Bacillus cereus AR156 triggers induced systemic resistance against Pseudomonas syringae pv. tomato DC3000 by suppressing miR472 and activating CNLs‐mediated basal immunity in Arabidopsis

Small RNAs play an important role in plant innate immunity. However, their regulatory function in induced systemic resistance (ISR) triggered by plant growth‐promoting rhizobacteria remains unclear. Here, using Arabidopsis as a model system, one plant endogenous small RNA, miR472, was identified as an important regulator involved in the process of Bacillus cereus AR156 ISR against Pseudomonas syringae pv. tomato (Pst) DC3000. The results revealed that miR472 was down‐regulated with B. cereus AR156 treatment by comparing small RNA profiles and northern blot analysis of Arabidopsis with or without B. cereus AR156 treatment. Plants overexpressing miR472 showed higher susceptibility to Pst DC3000; by contrast, plant lines with miR472 knocked down/out showed the opposite. The transcriptome sequencing revealed thousands of differentially expressed genes in the transgenic plants. Target prediction showed that miR472 targets lots of coiled coil nucleotide‐binding site (NBS) and leucine‐rich repeat (LRR) type resistance genes and the expression of these targets was negatively correlated with the expression of miR472. In addition, transgenic plants with knocked‐out target genes exhibited decreased resistance to Pst DC3000 invasion.
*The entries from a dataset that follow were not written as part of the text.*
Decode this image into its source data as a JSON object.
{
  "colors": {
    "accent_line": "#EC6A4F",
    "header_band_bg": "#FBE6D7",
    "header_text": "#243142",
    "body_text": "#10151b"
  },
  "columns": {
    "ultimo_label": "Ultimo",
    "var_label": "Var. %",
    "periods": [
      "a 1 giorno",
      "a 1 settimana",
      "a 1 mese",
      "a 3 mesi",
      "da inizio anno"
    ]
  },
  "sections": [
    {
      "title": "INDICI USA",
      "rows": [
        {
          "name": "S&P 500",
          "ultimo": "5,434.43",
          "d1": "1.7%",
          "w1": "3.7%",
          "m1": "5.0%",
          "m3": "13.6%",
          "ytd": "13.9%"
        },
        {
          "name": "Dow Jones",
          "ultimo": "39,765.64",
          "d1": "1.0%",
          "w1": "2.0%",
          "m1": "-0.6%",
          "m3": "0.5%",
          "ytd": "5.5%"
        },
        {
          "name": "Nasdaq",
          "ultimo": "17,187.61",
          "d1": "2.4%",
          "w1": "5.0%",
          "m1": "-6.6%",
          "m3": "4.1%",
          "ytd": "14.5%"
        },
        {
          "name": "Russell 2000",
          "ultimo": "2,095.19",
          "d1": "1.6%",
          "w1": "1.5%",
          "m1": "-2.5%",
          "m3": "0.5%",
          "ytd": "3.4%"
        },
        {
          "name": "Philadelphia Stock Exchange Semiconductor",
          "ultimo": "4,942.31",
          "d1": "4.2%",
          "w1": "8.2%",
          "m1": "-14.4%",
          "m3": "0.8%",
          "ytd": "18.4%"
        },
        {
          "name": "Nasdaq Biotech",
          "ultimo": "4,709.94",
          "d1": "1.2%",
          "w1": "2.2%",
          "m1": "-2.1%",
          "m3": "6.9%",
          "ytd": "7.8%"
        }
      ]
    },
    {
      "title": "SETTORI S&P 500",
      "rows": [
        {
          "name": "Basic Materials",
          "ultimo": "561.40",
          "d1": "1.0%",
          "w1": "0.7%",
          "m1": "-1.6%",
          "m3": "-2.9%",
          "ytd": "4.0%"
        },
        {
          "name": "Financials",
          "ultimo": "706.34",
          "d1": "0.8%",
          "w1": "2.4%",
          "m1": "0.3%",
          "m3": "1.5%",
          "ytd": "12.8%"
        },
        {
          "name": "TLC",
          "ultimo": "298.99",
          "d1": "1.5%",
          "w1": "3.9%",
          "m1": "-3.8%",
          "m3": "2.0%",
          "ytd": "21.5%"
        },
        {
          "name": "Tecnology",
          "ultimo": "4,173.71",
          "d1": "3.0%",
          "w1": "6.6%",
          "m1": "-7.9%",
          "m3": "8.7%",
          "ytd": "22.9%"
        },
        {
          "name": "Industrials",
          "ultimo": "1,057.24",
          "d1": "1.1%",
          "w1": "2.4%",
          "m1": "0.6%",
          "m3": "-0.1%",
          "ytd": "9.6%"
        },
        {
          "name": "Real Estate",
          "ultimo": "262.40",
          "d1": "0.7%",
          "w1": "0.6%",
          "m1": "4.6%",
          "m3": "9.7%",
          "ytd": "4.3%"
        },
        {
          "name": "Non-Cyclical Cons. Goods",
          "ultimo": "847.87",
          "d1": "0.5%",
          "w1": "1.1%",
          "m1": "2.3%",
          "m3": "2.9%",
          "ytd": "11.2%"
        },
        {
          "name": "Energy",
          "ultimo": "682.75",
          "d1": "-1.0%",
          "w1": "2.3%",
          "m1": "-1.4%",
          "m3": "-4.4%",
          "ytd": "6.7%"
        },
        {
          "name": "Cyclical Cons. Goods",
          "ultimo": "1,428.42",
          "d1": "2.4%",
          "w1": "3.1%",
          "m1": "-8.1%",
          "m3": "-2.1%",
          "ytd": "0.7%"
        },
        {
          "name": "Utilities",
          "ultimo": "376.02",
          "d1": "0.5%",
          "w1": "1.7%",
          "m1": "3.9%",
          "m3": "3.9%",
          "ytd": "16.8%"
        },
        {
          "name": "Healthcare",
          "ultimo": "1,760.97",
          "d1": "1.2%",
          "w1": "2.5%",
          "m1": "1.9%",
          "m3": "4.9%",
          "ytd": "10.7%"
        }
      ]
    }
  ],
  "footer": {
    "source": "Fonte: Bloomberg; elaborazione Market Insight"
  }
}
Quantitative reverse transcription PCR results indicated that target genes of miR472 were expressed during the process of B. cereus AR156‐triggered ISR. Taken together, our results demonstrate that the miR472‐mediated silencing pathway is an important regulatory checkpoint occurring via post‐transcriptional control of NBS‐LRR genes during B. cereus AR156‐triggered ISR in Arabidopsis.
The plant miR472‐mediated silencing pathway is an important regulatory checkpoint occurring via post‐transcriptional control of nucleotide‐binding site and leucine‐rich repeat genes during Bacillus cereus AR156‐triggered induced systemic resistance in Arabidopsis.